Progress on Stolen Terms
- Aanya M.
- Jun 7
- 2 min read

The idea that postcolonialism simply marks the end of colonial rule is, at best, a comforting fiction. In truth, the “post” in postcolonialism is deeply misleading, not because colonial empires haven’t formally collapsed, but because their political and economic legacies persist. The nations now called “developing” are not emerging in a vacuum; they are emerging from the wreckage of systemic underdevelopment. Colonialism didn’t just redraw borders; it rewrote futures, redirected economies, and distorted the ways whole societies understand themselves. The result is a world where former colonies are expected to “develop” using the very tools—liberalism, capitalism, and Enlightenment ideals—that once justified their subjugation.
This contradiction is at the core of "postcolonial" thought. It’s not just about studying what came after empires. It’s about examining the systems the empires left behind and questioning the idea that Europe’s version of modernity is the only way forward. The Enlightenment promised progress and universal rights. But for colonized people, those promises often came through violence and exclusion. Thinkers like Frantz Fanon and Aimé Césaire showed how Europe, even while preaching liberty, built empires based on racism, cultural destruction, and exploitation. Modern colonialism wasn’t separate from Enlightenment thinking; it grew directly out of it.
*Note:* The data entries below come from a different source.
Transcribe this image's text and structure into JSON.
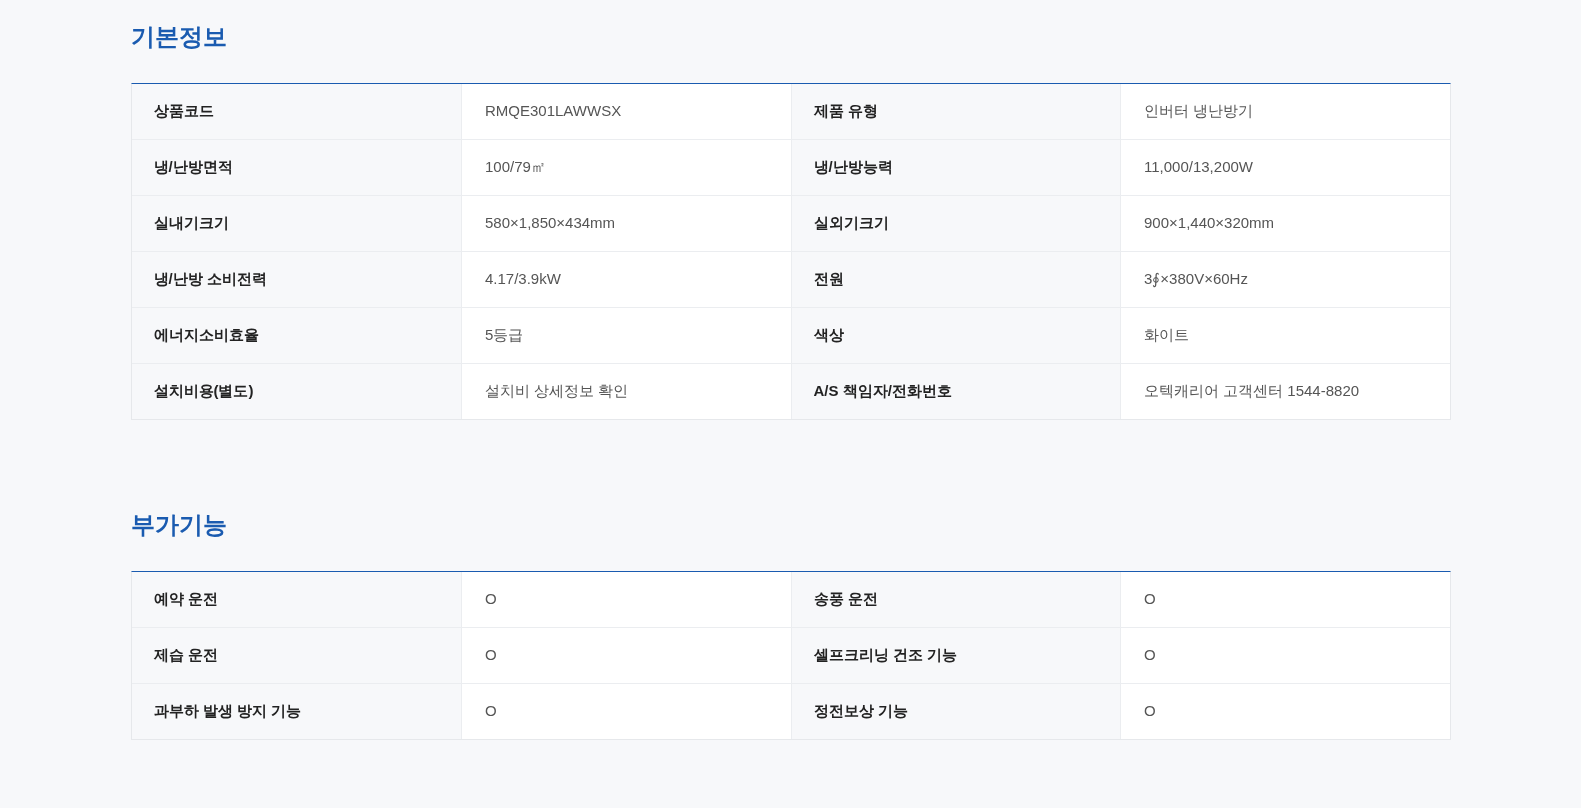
{
  "sections": [
    {
      "title": "기본정보",
      "rows": [
        [
          {
            "label": "상품코드",
            "value": "RMQE301LAWWSX"
          },
          {
            "label": "제품 유형",
            "value": "인버터 냉난방기"
          }
        ],
        [
          {
            "label": "냉/난방면적",
            "value": "100/79㎡"
          },
          {
            "label": "냉/난방능력",
            "value": "11,000/13,200W"
          }
        ],
        [
          {
            "label": "실내기크기",
            "value": "580×1,850×434mm"
          },
          {
            "label": "실외기크기",
            "value": "900×1,440×320mm"
          }
        ],
        [
          {
            "label": "냉/난방 소비전력",
            "value": "4.17/3.9kW"
          },
          {
            "label": "전원",
            "value": "3∮×380V×60Hz"
          }
        ],
        [
          {
            "label": "에너지소비효율",
            "value": "5등급"
          },
          {
            "label": "색상",
            "value": "화이트"
          }
        ],
        [
          {
            "label": "설치비용(별도)",
            "value": "설치비 상세정보 확인"
          },
          {
            "label": "A/S 책임자/전화번호",
            "value": "오텍캐리어 고객센터 1544-8820"
          }
        ]
      ]
    },
    {
      "title": "부가기능",
      "rows": [
        [
          {
            "label": "예약 운전",
            "value": "O"
          },
          {
            "label": "송풍 운전",
            "value": "O"
          }
        ],
        [
          {
            "label": "제습 운전",
            "value": "O"
          },
          {
            "label": "셀프크리닝 건조 기능",
            "value": "O"
          }
        ],
        [
          {
            "label": "과부하 발생 방지 기능",
            "value": "O"
          },
          {
            "label": "정전보상 기능",
            "value": "O"
          }
        ]
      ]
    }
  ]
}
When nations won independence in the mid-1900s, it was seen as a victory. But real freedom proved harder. These countries were left with artificial borders drawn by outsiders, economies designed for extraction, and governments modeled after colonial rule. They were declared sovereign but inherited weak institutions, deep divisions, and huge debt. Around this time, the term “developing countries” began to spread. It became a way to describe these nations without confronting the damage colonialism had done. To call a country “developing” suggests it’s simply behind, but it ignores how the global system was set up to keep it there.
Postcolonialism doesn’t try to glorify the past or offer easy fixes. It asks us to stop judging nations as “failed” when their systems were never built for their own people. It pushes us to rethink “development”, which, by Western standards, means GDP growth, industrialization, and democracy. But these measures don’t always fit the goals or needs of formerly colonized societies. Postcolonialism also asks us to look closely at how empires continue, not just through armies or trade deals, but through education, global institutions, and the stories we’re told about progress.
This isn’t just an intellectual question; it’s a moral one. Today, many postcolonial countries still deal with internal problems shaped by colonial legacies. But that doesn’t mean they’ve failed. It means we need a new way to think about progress, one rooted in justice, not just growth.